Humility rose as they entered the
kitchen together. A glance as Honoria held out
her hand for good-bye told her all she needed to know.
“And you are leaving in a day or two?”
Honoria asked.
“Thursday next is the day fixed.”
“You are very brave.”
Again the two women’s eyes met,
and this time the younger understood. Whither thou
goest, I will go; and where thou lodgest, I will lodge;
thy people shall he my people, and thy God my God that
which the Moabitess said for a woman’s sake
women are saying for men’s sakes by thousands
every day.
Still holding her hand, Humility drew
Honoria close. “God deal kindly with you,
my dear,” she whispered, and kissed her.
At the gate Honoria blew a whistle,
and after a few seconds Aide-de-camp came obediently
out of the darkness to be bridled. This done,
Taffy lent his hand and swung her into the saddle.
“Good-night and good-bye!”
Taffy was the first to turn back from
the gate. The beat of Aide-de-camp’s hoofs
reminded him of something some music he
had once heard; he could not remember where.
Humility lingered a moment longer,
and followed to prepare her son’s supper.

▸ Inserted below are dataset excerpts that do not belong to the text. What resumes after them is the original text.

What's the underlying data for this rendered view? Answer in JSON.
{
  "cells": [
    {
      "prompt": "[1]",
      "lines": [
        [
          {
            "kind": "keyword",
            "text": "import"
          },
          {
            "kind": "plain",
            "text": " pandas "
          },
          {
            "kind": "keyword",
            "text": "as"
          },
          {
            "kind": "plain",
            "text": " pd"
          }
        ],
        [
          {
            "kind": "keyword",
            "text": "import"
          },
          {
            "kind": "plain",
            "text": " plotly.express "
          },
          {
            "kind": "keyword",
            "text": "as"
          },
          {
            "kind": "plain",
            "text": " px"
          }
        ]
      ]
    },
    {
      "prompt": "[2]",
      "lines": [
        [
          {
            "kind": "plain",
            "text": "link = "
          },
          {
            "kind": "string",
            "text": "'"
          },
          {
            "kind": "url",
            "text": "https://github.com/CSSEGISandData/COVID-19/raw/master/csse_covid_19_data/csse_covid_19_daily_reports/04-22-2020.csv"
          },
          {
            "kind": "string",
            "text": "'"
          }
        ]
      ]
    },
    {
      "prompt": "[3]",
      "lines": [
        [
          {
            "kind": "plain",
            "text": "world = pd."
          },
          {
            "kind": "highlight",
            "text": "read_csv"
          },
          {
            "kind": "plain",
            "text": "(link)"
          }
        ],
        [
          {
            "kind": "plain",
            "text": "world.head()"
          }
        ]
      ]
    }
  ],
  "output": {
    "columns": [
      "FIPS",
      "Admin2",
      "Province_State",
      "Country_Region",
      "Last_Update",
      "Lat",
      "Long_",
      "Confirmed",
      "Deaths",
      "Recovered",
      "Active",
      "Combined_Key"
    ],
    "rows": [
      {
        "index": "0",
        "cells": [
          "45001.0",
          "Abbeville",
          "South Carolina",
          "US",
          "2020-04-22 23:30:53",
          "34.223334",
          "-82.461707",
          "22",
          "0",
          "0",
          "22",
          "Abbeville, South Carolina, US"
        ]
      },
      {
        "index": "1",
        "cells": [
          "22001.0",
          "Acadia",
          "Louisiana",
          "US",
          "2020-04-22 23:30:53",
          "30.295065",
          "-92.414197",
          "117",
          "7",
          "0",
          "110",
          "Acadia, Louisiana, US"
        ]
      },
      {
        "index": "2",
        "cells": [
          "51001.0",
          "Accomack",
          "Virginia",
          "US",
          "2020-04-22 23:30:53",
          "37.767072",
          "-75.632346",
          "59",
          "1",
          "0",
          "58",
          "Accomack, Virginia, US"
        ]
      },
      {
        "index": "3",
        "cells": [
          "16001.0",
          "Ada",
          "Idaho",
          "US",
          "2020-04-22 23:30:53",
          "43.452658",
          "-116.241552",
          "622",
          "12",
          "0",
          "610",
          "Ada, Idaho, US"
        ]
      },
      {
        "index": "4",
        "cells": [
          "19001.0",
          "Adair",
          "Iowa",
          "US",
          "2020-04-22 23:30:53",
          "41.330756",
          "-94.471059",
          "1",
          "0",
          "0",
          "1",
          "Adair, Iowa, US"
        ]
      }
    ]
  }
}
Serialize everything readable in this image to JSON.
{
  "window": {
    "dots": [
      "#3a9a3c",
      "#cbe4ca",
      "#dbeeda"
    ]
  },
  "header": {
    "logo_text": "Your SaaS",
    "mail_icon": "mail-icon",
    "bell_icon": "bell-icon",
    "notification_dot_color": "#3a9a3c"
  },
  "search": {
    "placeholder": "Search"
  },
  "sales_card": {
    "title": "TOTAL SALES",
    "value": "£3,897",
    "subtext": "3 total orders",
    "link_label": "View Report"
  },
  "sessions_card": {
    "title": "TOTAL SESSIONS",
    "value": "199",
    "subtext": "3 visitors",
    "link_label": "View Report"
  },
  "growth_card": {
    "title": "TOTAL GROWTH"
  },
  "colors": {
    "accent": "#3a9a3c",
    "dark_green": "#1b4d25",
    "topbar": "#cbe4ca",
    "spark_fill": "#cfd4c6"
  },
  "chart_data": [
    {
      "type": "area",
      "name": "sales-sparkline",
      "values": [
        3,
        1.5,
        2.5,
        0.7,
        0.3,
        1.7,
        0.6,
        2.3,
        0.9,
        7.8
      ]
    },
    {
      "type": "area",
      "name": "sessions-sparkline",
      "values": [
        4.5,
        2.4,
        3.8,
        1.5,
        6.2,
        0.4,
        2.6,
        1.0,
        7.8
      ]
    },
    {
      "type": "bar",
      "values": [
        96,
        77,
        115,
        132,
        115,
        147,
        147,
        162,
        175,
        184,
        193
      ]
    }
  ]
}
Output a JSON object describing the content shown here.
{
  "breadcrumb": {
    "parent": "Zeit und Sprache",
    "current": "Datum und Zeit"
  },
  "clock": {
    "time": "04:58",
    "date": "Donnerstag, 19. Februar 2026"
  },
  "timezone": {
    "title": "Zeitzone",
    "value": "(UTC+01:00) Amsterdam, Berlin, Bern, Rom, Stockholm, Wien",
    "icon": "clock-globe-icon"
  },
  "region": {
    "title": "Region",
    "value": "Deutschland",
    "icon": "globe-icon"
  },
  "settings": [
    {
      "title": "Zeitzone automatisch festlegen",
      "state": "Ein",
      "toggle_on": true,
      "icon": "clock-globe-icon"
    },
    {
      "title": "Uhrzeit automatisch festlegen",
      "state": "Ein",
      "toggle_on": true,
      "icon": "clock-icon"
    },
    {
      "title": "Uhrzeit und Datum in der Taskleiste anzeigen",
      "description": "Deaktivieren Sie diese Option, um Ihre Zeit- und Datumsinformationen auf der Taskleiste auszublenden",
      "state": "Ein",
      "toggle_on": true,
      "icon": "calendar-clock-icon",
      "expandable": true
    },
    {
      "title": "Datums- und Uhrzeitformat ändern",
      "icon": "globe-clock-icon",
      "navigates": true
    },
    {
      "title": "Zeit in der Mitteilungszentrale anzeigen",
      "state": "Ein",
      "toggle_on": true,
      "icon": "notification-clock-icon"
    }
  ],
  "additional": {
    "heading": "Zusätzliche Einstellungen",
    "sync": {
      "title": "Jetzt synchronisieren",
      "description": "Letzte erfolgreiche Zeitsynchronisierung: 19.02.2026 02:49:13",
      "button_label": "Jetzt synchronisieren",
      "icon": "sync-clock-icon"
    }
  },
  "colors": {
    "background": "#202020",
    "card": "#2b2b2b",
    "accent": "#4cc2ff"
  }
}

But Honoria, fleeing along the ridge,
hugged one fierce thought in her defeat. The
warm wind sang by her ears, the rhythm of Aide-de-camp’s
canter thudded upon her brain; but her heart cried
back on them and louder than either
“He is mine, mine, mine!
He is mine, and always will be. He is lost
to me, but I possess him. For what he is I have
made him, and at my cost he is strong.”